概要とあらすじ
1955年のノンシリーズです。
科学者ベタートンが行方不明になり、その妻オリーヴは飛行機事故にあってしまう。一方夫と別れ、子を亡くしたヒラリー・クレイヴンは自暴自棄になっていた。彼女はオリーヴに成りすましてベタートンの行方を探るという任務に就くことを承諾するが…という話。
みどころ
ストーリーが分かりやすく、とても読みやすいです。
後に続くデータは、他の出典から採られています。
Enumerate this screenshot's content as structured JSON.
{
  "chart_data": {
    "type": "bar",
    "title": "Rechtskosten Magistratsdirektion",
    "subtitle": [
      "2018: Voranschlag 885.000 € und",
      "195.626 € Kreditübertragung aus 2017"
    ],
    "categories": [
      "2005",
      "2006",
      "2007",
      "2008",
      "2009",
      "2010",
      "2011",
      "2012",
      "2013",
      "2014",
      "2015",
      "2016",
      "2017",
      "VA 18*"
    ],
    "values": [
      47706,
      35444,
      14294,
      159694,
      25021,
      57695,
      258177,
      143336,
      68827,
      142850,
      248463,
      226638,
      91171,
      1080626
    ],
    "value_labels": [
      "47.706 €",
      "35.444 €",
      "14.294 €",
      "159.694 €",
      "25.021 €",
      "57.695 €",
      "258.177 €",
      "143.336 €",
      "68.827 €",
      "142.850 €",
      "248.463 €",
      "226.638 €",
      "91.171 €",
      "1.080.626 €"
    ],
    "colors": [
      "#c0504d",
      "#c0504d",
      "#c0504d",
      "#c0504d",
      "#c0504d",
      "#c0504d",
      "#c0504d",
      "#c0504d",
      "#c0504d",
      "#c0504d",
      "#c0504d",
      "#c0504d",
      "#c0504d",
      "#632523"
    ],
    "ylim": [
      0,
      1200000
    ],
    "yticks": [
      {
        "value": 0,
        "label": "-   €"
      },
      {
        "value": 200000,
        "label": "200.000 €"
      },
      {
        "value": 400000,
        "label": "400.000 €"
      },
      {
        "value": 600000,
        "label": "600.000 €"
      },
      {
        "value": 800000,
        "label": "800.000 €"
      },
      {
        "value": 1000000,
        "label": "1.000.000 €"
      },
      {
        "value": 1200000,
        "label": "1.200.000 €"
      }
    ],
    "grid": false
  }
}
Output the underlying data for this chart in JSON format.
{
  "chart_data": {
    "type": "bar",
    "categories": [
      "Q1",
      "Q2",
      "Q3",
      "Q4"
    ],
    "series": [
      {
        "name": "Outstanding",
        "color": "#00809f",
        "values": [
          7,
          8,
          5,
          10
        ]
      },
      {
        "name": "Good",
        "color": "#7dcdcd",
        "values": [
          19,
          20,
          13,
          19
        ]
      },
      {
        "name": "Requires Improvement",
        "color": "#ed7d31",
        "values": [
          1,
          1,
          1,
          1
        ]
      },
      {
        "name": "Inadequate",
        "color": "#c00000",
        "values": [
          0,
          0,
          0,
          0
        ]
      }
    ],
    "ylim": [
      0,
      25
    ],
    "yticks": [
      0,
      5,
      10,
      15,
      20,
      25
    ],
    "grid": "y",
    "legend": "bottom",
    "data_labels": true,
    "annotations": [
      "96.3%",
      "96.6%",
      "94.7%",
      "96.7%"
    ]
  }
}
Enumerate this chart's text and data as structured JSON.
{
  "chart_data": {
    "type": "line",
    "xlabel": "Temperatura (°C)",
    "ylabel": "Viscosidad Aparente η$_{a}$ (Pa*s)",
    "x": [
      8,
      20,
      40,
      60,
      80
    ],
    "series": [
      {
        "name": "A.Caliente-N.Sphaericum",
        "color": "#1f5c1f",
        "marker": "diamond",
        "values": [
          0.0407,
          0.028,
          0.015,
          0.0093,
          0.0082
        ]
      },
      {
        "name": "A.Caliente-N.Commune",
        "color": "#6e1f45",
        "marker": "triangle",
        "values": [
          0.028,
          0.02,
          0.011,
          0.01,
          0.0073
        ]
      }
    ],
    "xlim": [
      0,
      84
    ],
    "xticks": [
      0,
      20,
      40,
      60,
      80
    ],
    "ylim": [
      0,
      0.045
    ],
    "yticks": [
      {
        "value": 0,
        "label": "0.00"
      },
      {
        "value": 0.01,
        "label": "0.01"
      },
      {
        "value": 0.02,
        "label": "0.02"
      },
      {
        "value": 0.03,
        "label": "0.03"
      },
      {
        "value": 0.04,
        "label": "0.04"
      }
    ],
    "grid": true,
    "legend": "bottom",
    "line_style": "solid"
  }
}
「茶色の服の男」や「秘密機関」といった初期の冒険スリラー物は、展開がごちゃついて読みにくいところもありましたが、「死への旅」はそんなことはありませんでした。
ベタートンはどこに消えたのか? その場所に科学者が集められた目的は? 首謀者の正体とは? などの謎が後半で一気に明らかになります。そしてすべてが解決したかと思わせておいて、最後にもう一つ驚きが待っています。
この展開がクリスティーらしいサービス精神が感じられて、楽しさを覚えました。
登場人物について
アリスタイディーズが面白そうな人物に感じました。ですが
「茶色の服の男」のサー・ユースタス・ペドラーとキャラが被る上に、それよりもキャラが弱く感じました。
全体的に登場人物のキャラが薄いので、その分読みやすいと言えば読みやすいです。
感想
決してつまらなかったというわけではなく、読んでいる途中はそれなりに面白く感じていました。最後の展開も驚きがありました。そして最後には、いつものクリスティーらしいほっこりとしたエピローグがあります。
「茶色の服の男」や「秘密機関」と比べて話のまとまりは良く、とても読みやすかったです。でも不思議なことに、すべて読み終わって振り返ると、心に残るものがあまりないんですよね。登場人物のキャラが薄いのが原因でしょうかね。